North Carolina senior Marcus Ginyard said beating Duke on Saturday would have been one of his top memories - right up there with winning a national championship last season.
But losing to the fourth-ranked Blue Devils 82-50 - the most lopsided defeat by the Tar Heels at Duke - has got to be the worst.
"This is the first time that we've had to come in this locker room after a loss," said Ginyard, whose team will be the 10th seed in the ACC Tournament, and play seventh-seeded Georgia Tech on Thursday. "But the thing is, teams in the past found success here because we were tough enough - and we came in and stuck it out through the times that weren't going our way and we made things go our way.
"And tonight we didn't do that. They were the aggressors on everything and when it got tough, we allowed them to put it on us."

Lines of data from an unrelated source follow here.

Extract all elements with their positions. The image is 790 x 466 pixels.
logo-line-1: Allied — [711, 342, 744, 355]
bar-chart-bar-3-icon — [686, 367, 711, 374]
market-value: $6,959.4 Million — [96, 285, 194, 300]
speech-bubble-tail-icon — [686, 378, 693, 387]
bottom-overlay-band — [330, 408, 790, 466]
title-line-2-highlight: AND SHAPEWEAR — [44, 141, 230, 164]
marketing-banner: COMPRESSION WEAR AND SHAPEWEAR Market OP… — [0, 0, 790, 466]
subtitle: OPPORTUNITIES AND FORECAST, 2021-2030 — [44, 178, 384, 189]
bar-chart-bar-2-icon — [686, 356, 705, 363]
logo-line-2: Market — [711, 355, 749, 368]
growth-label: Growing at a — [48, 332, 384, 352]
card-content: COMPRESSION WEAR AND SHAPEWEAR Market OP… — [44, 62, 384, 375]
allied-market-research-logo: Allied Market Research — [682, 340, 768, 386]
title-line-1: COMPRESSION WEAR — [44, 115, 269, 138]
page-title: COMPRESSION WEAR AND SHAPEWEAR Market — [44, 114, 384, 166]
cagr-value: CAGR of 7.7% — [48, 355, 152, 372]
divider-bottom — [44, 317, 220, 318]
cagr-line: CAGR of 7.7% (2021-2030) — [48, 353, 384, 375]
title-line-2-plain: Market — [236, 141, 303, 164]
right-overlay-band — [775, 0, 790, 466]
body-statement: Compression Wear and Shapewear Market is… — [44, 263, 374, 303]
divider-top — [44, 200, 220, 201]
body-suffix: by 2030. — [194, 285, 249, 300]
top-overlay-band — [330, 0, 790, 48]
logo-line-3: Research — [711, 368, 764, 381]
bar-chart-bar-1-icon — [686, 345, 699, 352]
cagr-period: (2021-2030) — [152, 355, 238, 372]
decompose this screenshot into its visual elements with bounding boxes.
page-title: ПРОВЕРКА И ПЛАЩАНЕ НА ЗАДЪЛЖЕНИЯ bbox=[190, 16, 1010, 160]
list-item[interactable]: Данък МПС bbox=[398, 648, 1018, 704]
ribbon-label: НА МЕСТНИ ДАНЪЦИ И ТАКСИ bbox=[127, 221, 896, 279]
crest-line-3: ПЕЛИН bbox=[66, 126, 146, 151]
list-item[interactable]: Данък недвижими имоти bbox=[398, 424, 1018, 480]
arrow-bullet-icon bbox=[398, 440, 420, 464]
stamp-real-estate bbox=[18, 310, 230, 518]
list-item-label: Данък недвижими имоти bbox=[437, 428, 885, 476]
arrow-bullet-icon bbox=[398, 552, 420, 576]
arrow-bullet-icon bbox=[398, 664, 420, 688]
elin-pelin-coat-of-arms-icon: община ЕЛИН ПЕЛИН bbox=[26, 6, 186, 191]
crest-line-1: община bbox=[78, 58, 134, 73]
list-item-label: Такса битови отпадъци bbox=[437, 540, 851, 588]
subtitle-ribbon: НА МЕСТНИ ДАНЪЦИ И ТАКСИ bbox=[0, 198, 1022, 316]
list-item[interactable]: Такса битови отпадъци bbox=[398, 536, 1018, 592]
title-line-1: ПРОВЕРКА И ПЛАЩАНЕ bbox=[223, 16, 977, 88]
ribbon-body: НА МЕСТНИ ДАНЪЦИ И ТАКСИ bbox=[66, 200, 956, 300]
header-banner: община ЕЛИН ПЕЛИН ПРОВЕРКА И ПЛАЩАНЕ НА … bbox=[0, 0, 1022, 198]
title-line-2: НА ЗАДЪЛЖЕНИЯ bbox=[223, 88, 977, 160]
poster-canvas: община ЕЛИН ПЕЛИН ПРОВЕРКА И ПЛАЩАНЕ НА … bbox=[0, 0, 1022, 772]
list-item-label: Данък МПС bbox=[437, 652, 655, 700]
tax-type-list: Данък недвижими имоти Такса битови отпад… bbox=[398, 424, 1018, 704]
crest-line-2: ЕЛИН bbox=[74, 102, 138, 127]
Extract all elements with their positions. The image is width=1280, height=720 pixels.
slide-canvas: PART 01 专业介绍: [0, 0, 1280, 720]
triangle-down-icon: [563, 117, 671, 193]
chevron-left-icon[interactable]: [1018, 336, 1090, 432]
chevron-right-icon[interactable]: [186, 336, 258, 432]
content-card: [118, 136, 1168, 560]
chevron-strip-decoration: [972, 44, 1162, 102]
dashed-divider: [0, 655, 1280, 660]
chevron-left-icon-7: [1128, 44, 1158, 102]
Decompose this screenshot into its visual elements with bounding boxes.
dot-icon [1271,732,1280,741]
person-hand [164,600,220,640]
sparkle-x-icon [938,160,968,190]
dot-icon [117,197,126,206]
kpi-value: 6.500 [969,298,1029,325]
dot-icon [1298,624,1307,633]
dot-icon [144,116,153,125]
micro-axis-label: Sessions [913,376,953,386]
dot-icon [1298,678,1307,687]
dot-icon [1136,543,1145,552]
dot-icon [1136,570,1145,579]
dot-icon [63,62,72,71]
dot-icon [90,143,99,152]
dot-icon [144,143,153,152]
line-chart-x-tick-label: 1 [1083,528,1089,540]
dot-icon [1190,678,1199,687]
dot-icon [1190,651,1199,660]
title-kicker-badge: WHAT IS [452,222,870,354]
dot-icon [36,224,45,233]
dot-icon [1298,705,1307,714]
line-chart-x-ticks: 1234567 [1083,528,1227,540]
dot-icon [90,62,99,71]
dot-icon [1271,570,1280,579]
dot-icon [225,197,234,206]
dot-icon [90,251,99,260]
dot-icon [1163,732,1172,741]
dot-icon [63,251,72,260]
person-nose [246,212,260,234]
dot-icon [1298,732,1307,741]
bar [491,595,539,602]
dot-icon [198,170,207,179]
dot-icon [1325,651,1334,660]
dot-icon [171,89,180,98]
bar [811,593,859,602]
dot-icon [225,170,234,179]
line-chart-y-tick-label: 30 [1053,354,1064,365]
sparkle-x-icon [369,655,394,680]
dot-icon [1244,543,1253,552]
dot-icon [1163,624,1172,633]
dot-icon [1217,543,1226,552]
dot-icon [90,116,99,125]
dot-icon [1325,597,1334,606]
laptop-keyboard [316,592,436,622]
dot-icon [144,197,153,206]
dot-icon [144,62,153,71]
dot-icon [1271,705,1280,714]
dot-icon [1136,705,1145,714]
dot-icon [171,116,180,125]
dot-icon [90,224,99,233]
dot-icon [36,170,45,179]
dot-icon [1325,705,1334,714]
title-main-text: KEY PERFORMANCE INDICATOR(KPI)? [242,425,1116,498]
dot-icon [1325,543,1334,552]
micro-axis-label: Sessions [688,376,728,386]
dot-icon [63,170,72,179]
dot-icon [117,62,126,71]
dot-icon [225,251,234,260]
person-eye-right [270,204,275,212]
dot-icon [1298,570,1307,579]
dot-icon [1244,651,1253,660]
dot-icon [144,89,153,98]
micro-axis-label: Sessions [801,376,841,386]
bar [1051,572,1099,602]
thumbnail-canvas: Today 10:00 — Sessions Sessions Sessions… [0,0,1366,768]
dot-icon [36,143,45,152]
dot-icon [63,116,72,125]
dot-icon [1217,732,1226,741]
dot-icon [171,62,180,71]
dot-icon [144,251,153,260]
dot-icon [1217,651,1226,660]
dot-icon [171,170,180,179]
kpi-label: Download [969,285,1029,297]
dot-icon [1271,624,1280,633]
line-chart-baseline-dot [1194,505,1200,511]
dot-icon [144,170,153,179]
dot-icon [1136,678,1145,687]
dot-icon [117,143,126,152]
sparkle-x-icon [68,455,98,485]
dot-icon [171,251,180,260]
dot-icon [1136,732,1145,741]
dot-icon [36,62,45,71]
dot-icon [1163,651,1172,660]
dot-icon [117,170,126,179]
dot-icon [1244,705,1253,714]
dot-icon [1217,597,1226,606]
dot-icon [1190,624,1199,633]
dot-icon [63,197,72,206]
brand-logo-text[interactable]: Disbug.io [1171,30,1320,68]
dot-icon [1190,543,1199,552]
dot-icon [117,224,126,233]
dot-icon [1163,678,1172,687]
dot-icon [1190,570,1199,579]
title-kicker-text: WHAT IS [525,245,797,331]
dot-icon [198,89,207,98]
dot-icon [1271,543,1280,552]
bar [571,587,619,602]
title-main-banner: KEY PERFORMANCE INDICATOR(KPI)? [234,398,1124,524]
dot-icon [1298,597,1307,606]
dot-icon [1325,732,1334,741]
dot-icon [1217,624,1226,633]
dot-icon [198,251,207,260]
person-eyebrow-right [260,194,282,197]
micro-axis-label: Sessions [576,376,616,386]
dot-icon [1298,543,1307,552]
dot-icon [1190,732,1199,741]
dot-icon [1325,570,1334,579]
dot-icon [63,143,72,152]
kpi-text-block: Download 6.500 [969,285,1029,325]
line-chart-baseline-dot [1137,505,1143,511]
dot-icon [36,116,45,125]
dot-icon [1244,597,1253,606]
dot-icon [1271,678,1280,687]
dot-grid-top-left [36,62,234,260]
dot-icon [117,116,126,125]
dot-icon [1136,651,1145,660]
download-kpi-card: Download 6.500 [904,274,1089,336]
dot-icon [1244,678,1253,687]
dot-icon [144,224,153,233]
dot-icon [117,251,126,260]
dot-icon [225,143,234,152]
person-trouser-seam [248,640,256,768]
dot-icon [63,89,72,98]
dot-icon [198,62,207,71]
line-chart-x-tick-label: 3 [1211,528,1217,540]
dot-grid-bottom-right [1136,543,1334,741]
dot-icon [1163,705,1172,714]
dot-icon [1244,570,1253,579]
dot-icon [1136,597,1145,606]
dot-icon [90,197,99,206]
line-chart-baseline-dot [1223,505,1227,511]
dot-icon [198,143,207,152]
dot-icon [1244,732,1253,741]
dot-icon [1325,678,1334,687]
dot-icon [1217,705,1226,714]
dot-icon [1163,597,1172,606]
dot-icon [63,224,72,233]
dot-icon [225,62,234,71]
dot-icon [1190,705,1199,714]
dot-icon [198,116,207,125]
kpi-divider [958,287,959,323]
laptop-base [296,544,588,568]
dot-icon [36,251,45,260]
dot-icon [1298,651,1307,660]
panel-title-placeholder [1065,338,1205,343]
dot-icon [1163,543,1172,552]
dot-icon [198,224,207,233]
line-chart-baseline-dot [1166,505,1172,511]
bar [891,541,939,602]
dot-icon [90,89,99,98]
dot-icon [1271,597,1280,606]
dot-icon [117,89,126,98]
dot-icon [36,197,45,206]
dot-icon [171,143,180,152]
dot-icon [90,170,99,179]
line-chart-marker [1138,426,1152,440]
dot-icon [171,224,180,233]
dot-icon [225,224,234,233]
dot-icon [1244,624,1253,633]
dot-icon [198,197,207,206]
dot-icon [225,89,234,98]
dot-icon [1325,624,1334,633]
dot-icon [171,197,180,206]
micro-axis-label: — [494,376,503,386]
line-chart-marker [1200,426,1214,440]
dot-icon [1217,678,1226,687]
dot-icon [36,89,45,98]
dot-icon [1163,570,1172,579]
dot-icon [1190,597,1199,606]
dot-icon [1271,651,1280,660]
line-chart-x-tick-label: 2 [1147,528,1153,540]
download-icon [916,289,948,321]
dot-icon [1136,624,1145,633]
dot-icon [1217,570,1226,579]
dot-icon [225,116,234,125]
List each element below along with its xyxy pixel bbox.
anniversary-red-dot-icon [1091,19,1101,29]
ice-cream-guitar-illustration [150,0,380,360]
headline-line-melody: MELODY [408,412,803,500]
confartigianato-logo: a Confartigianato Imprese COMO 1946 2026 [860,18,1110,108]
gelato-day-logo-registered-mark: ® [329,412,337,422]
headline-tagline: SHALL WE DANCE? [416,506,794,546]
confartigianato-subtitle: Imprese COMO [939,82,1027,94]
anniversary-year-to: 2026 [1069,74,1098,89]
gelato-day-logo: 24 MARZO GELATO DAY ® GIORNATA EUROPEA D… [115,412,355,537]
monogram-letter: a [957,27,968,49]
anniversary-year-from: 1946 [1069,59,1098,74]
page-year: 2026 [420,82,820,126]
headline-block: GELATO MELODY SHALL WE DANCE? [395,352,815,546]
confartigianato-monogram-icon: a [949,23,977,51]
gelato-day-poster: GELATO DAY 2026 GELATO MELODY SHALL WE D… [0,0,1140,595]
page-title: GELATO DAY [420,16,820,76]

The performance - which keeps UNC (16-15, 5-11 ACC) solidly on the NIT bubble - was a repeat of everything that's gone wrong for the Tar Heels this season: injuries, inconsistent effort, turnovers, poor shooting.
Freshman reserve Leslie McDonald became the ninth Tar Heel to miss a game because of injury this season, when he hurt his right hamstring in practice Friday.
UNC dug a hole early.
The Blue Devils (26-5, 13-3) connected on three straight 3-pointers - plus three free throws, when Jon Scheyer was fouled on a 3-pointer - to take a 12-3 lead.
"I was shocked from the get-go, just with the way guys were coming out and playing," point guard Larry Drew II said.
UNC's best offensive flurry came with about seven minutes left in the first half, when they scored on four straight possessions - a burst that actually had Duke coach Mike Krzyzewski calling for a timeout.
Problem was, it only cut UNC's deficit to 35-19. And the Tar Heels never managed a stretch like that again on offense - scoring only six field goals in the second half, and making only a third of their shots for the game.
Only two Tar Heels - John Henson (14 points) and Deon Thompson (11) finished in double figures. The Heels finished with 15 turnovers and only nine assists.
The outcome just missed the most lopsided defeat, home or away, against Duke in series history; the 1963-64 Tar Heels were blown out 104-69. But it does mark the worst loss of the Roy Williams era, surpassing the 19-point loss at Clemson, then 21-point loss at Maryland, earlier this season.
It also snapped a four-game winning streak at Cameron.
"It hurts that we didn't come prepared to play against Duke," said junior Will Graves. "All year, it's been something new in the learning process, and we've just got to keep learning."